Q COSTA RICA – The board of directors of the Banco Central de Costa Rica (BCCR) – Central Bank of Costa Rica – announced this week the fourth reduction in the year of the Monetary Policy Rate (TPM).
As of Thursday, July 27, the indicator will experience a decrease from 7.00% to 6.50%.
“Based on the assessment of the recent and expected evolution of inflation, the identified risks and the lag with which the monetary policy acts, this Board of Directors deems it convenient to continue, on this occasion, with the process of reducing the TPM, but as in the decisions adopted in the previous meetings, it considers that this process should be carried out gradually and prudently,” the Central Bank said in a statement.
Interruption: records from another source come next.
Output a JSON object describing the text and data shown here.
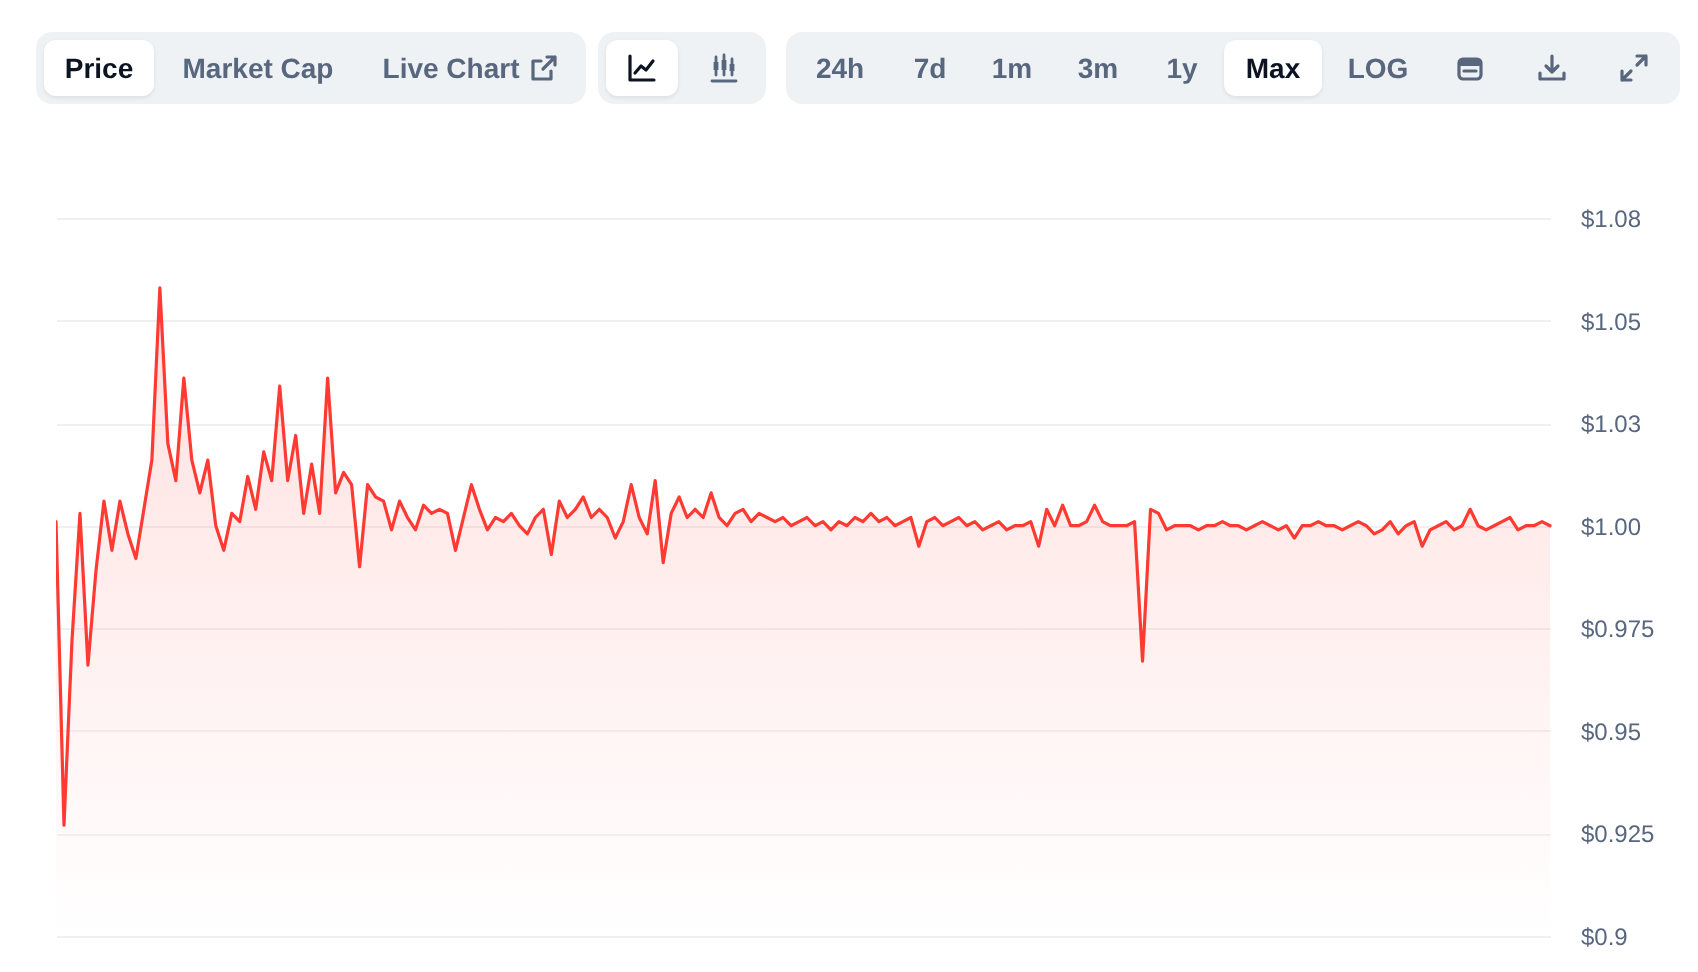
{
  "chart_data": {
    "type": "area",
    "annotations": [
      "Price",
      "Market Cap",
      "Live Chart",
      "24h",
      "7d",
      "1m",
      "3m",
      "1y",
      "Max",
      "LOG"
    ],
    "categories": [
      null,
      null,
      null,
      null,
      null,
      null,
      null,
      null,
      null,
      null,
      null,
      null,
      null,
      null,
      null,
      null,
      null,
      null,
      null,
      null,
      null,
      null,
      null,
      null,
      null,
      null,
      null,
      null,
      null,
      null,
      null,
      null,
      null,
      null,
      null,
      null,
      null,
      null,
      null,
      null,
      null,
      null,
      null,
      null,
      null,
      null,
      null,
      null,
      null,
      null,
      null,
      null,
      null,
      null,
      null,
      null,
      null,
      null,
      null,
      null,
      null,
      null,
      null,
      null,
      null,
      null,
      null,
      null,
      null,
      null,
      null,
      null,
      null,
      null,
      null,
      null,
      null,
      null,
      null,
      null,
      null,
      null,
      null,
      null,
      null,
      null,
      null,
      null,
      null,
      null,
      null,
      null,
      null,
      null,
      null,
      null,
      null,
      null,
      null,
      null,
      null,
      null,
      null,
      null,
      null,
      null,
      null,
      null,
      null,
      null,
      null,
      null,
      null,
      null,
      null,
      null,
      null,
      null,
      null,
      null,
      null,
      null,
      null,
      null,
      null,
      null,
      null,
      null,
      null,
      null,
      null,
      null,
      null,
      null,
      null,
      null,
      null,
      null,
      null,
      null,
      null,
      null,
      null,
      null,
      null,
      null,
      null,
      null,
      null,
      null,
      null,
      null,
      null,
      null,
      null,
      null,
      null,
      null,
      null,
      null,
      null,
      null,
      null,
      null,
      null,
      null,
      null,
      null,
      null,
      null,
      null,
      null,
      null,
      null,
      null,
      null,
      null,
      null,
      null,
      null,
      null,
      null,
      null,
      null,
      null,
      null,
      null,
      null
    ],
    "series": [
      {
        "color": "#ff3a33",
        "values": [
          1.001,
          0.927,
          0.972,
          1.003,
          0.966,
          0.989,
          1.006,
          0.994,
          1.006,
          0.998,
          0.992,
          1.004,
          1.016,
          1.058,
          1.02,
          1.011,
          1.036,
          1.016,
          1.008,
          1.016,
          1.0,
          0.994,
          1.003,
          1.001,
          1.012,
          1.004,
          1.018,
          1.011,
          1.034,
          1.011,
          1.022,
          1.003,
          1.015,
          1.003,
          1.036,
          1.008,
          1.013,
          1.01,
          0.99,
          1.01,
          1.007,
          1.006,
          0.999,
          1.006,
          1.002,
          0.999,
          1.005,
          1.003,
          1.004,
          1.003,
          0.994,
          1.002,
          1.01,
          1.004,
          0.999,
          1.002,
          1.001,
          1.003,
          1.0,
          0.998,
          1.002,
          1.004,
          0.993,
          1.006,
          1.002,
          1.004,
          1.007,
          1.002,
          1.004,
          1.002,
          0.997,
          1.001,
          1.01,
          1.002,
          0.998,
          1.011,
          0.991,
          1.003,
          1.007,
          1.002,
          1.004,
          1.002,
          1.008,
          1.002,
          1.0,
          1.003,
          1.004,
          1.001,
          1.003,
          1.002,
          1.001,
          1.002,
          1.0,
          1.001,
          1.002,
          1.0,
          1.001,
          0.999,
          1.001,
          1.0,
          1.002,
          1.001,
          1.003,
          1.001,
          1.002,
          1.0,
          1.001,
          1.002,
          0.995,
          1.001,
          1.002,
          1.0,
          1.001,
          1.002,
          1.0,
          1.001,
          0.999,
          1.0,
          1.001,
          0.999,
          1.0,
          1.0,
          1.001,
          0.995,
          1.004,
          1.0,
          1.005,
          1.0,
          1.0,
          1.001,
          1.005,
          1.001,
          1.0,
          1.0,
          1.0,
          1.001,
          0.967,
          1.004,
          1.003,
          0.999,
          1.0,
          1.0,
          1.0,
          0.999,
          1.0,
          1.0,
          1.001,
          1.0,
          1.0,
          0.999,
          1.0,
          1.001,
          1.0,
          0.999,
          1.0,
          0.997,
          1.0,
          1.0,
          1.001,
          1.0,
          1.0,
          0.999,
          1.0,
          1.001,
          1.0,
          0.998,
          0.999,
          1.001,
          0.998,
          1.0,
          1.001,
          0.995,
          0.999,
          1.0,
          1.001,
          0.999,
          1.0,
          1.004,
          1.0,
          0.999,
          1.0,
          1.001,
          1.002,
          0.999,
          1.0,
          1.0,
          1.001,
          1.0
        ]
      }
    ],
    "ylim": [
      0.9,
      1.075
    ],
    "yticks": [
      {
        "value": 0.9,
        "label": "$0.9"
      },
      {
        "value": 0.925,
        "label": "$0.925"
      },
      {
        "value": 0.95,
        "label": "$0.95"
      },
      {
        "value": 0.975,
        "label": "$0.975"
      },
      {
        "value": 1.0,
        "label": "$1.00"
      },
      {
        "value": 1.025,
        "label": "$1.03"
      },
      {
        "value": 1.05,
        "label": "$1.05"
      },
      {
        "value": 1.075,
        "label": "$1.08"
      }
    ],
    "grid": "y",
    "tick_labels": "y"
  }
}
The TPM, known as the “guideline rate”, is used by the Central Bank as a tool to establish the direction of the other interest rates in the economy.
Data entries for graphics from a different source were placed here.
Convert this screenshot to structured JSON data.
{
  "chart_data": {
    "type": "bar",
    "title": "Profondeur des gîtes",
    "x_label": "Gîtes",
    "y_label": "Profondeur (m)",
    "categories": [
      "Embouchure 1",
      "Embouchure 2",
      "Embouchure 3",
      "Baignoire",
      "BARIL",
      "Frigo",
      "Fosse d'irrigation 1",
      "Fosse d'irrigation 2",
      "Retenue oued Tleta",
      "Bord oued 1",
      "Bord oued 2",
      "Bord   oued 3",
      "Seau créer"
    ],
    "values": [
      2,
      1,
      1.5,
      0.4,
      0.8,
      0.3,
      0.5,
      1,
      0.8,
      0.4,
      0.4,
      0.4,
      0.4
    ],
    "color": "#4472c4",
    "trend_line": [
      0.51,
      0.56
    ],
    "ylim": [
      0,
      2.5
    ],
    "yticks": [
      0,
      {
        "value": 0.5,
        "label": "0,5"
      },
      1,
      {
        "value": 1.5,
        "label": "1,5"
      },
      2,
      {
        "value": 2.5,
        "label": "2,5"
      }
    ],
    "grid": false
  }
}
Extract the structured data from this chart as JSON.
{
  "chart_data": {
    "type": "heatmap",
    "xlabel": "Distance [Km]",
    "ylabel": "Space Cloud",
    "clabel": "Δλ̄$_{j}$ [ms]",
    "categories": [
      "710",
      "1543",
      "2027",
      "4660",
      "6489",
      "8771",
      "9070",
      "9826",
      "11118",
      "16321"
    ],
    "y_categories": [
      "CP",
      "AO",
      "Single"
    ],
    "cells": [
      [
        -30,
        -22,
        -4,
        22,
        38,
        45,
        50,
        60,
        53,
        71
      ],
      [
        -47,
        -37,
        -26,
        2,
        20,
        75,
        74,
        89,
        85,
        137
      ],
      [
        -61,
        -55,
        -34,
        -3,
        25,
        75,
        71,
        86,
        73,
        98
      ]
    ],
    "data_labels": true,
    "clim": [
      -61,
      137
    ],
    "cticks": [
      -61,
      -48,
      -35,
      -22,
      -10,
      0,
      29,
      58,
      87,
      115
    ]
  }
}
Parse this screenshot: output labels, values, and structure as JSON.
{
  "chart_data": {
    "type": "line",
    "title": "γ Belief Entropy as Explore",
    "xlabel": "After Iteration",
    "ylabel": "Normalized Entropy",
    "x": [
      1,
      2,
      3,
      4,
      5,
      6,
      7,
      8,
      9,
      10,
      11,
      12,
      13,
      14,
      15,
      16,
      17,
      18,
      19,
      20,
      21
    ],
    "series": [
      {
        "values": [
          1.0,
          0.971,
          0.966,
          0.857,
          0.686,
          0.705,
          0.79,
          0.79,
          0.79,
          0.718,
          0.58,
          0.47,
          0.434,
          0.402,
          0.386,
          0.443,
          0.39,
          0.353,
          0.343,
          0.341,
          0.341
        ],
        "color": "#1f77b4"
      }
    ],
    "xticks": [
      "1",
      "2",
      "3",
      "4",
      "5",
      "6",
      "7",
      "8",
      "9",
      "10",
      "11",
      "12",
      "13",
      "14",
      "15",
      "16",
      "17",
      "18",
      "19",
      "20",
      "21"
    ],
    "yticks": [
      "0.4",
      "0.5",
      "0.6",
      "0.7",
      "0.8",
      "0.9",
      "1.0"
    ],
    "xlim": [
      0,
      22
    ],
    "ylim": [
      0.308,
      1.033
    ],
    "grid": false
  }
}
The adjustments in said rate are gradually transferred to other indicators such as the Basic Passive Rate (TBP) and the Interbank Reference Rate (TRI), both used to calculate the monthly payments of long-term loans in colones.
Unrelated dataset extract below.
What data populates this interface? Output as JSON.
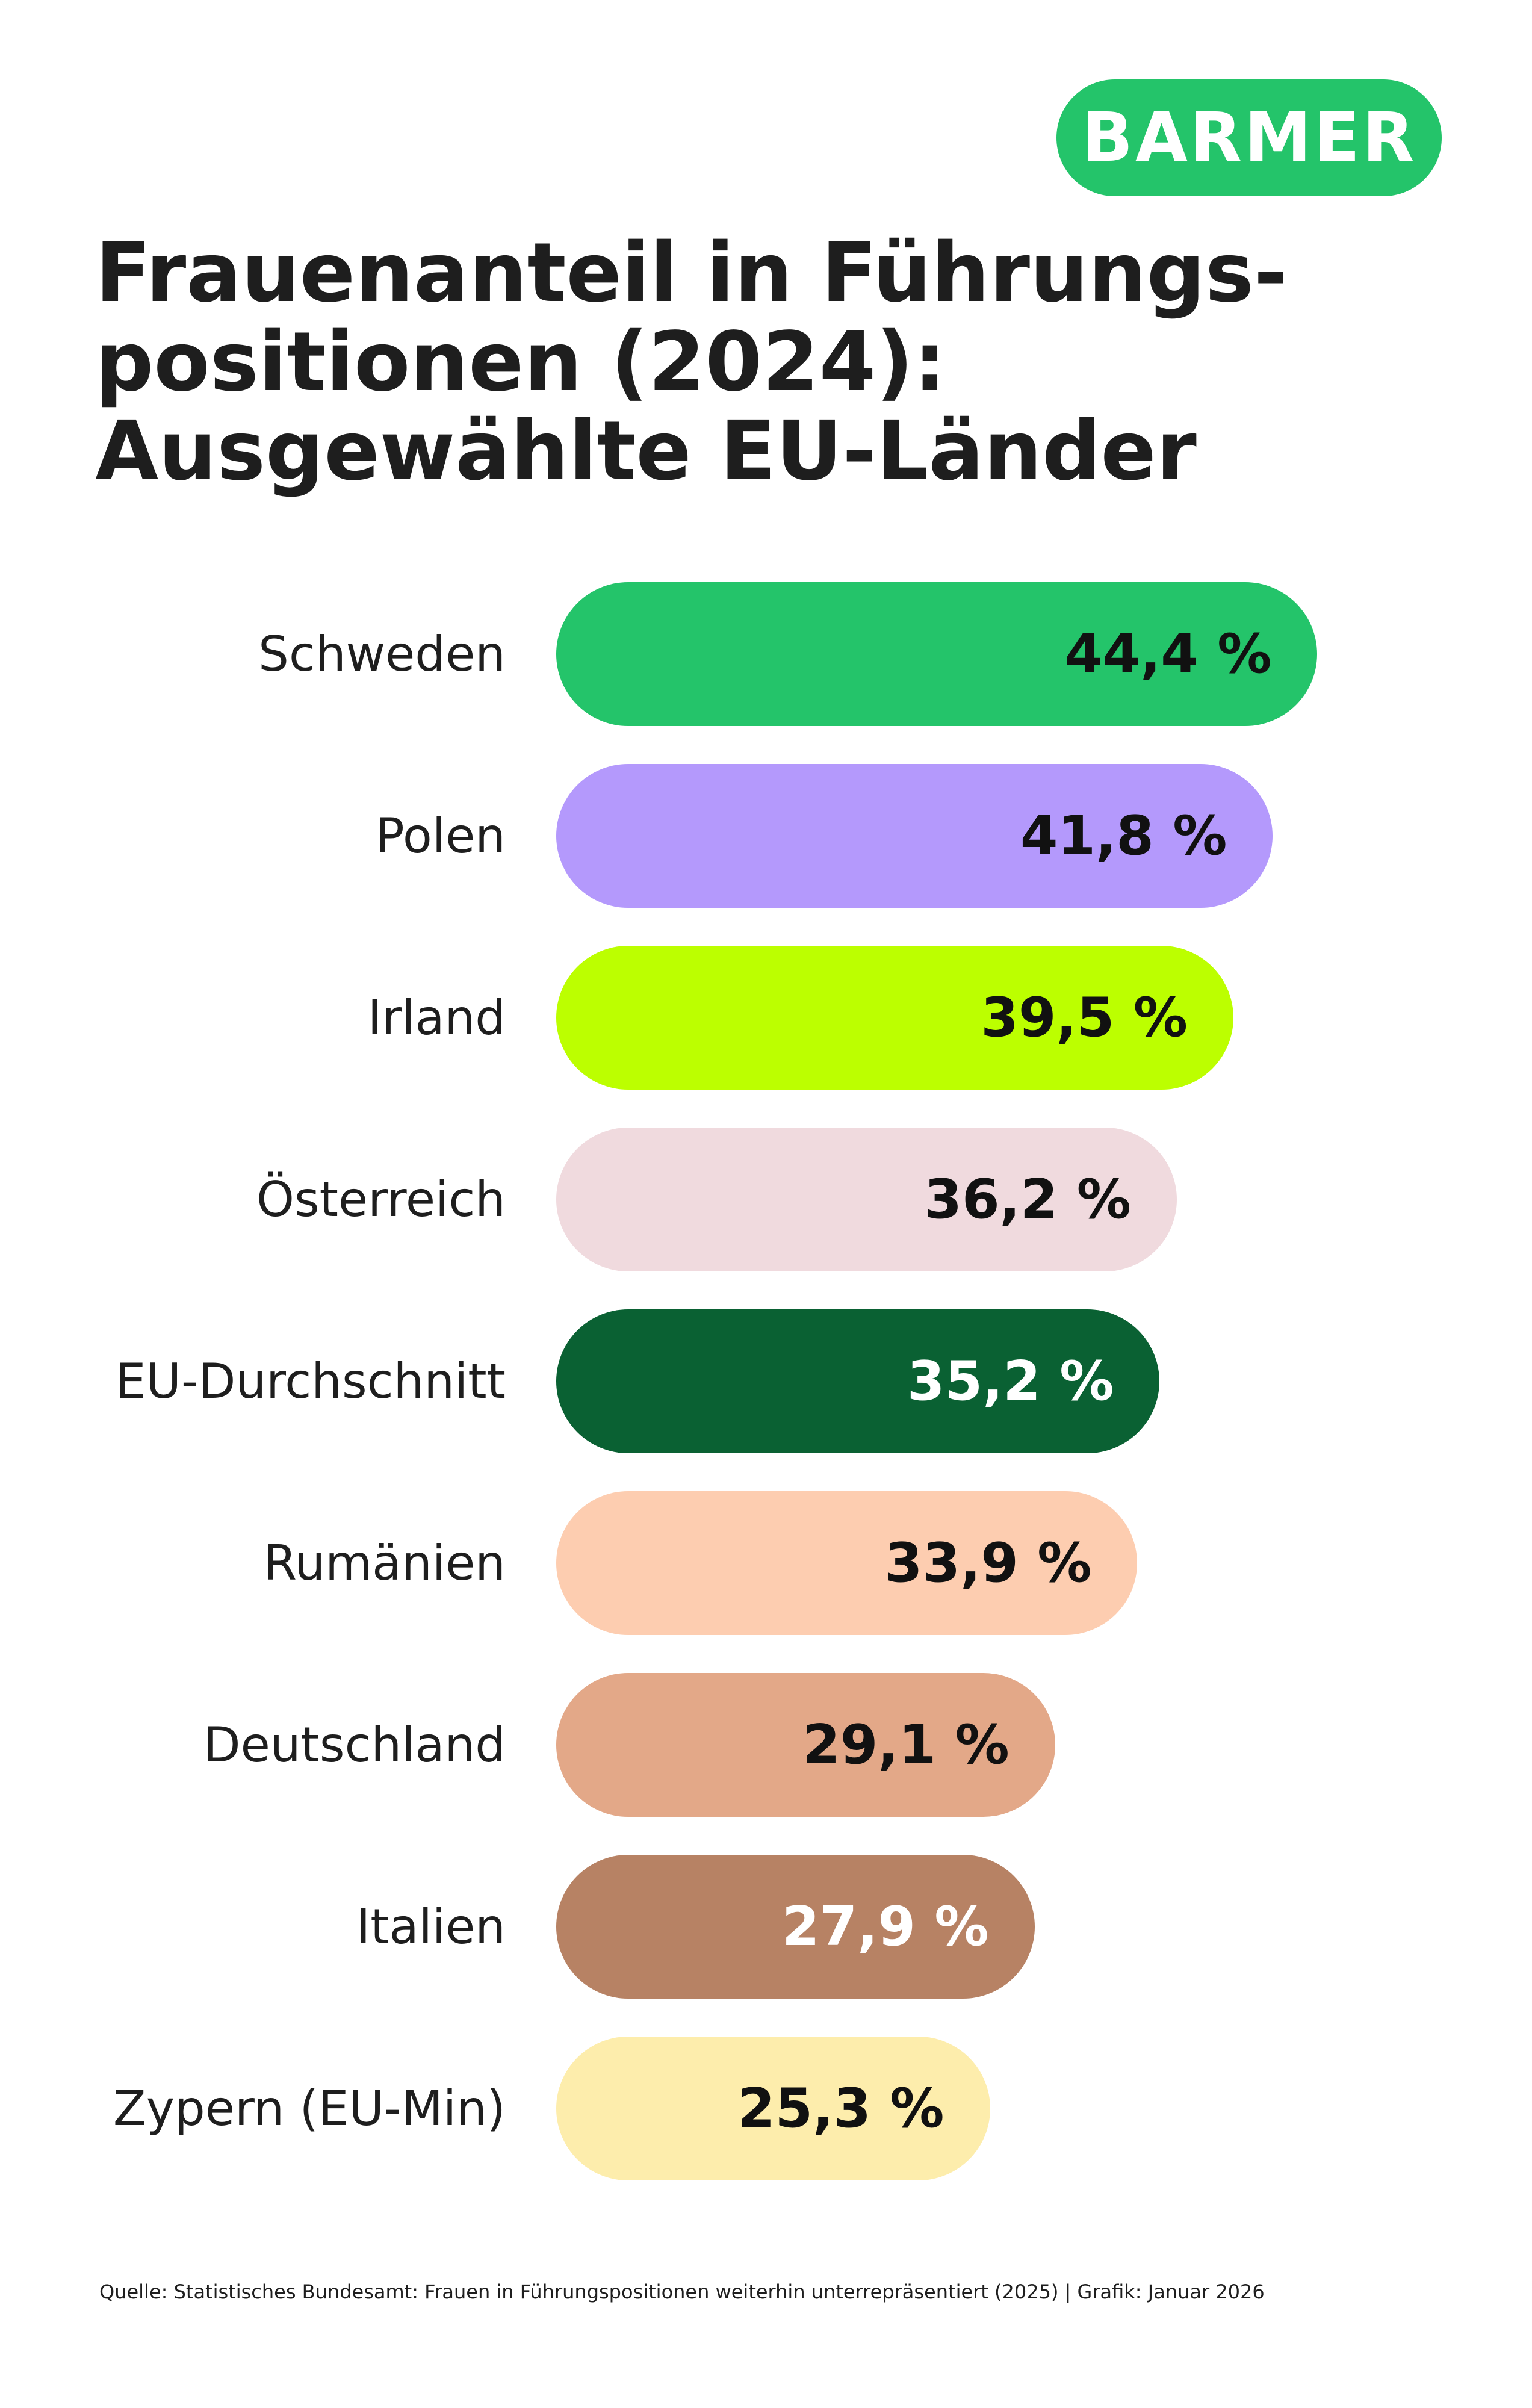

The next Monetary Policy Meeting is scheduled for September 20.
Inflation under control
The Central Bank’s projections show that inflation will remain within the acceptable range for the remainder of 2023 and the start of 2024, even with a potential dip in the coming months. This was a major factor in the decision to reduce the TPM.
“The assessment of the risks for the inflation projection is inclined to the downside, with a tendency to balance out towards the end of the macroeconomic projection horizon.
“Of the upward risks, those linked to supply shocks due to weather phenomena and geopolitical conflicts stand out, which could influence the formation process of inflationary expectations. Of the downward risks, the effect on local production of lower growth stands out of trading partners, given the restrictive monetary stance of their central banks,” indicated the Central Bank.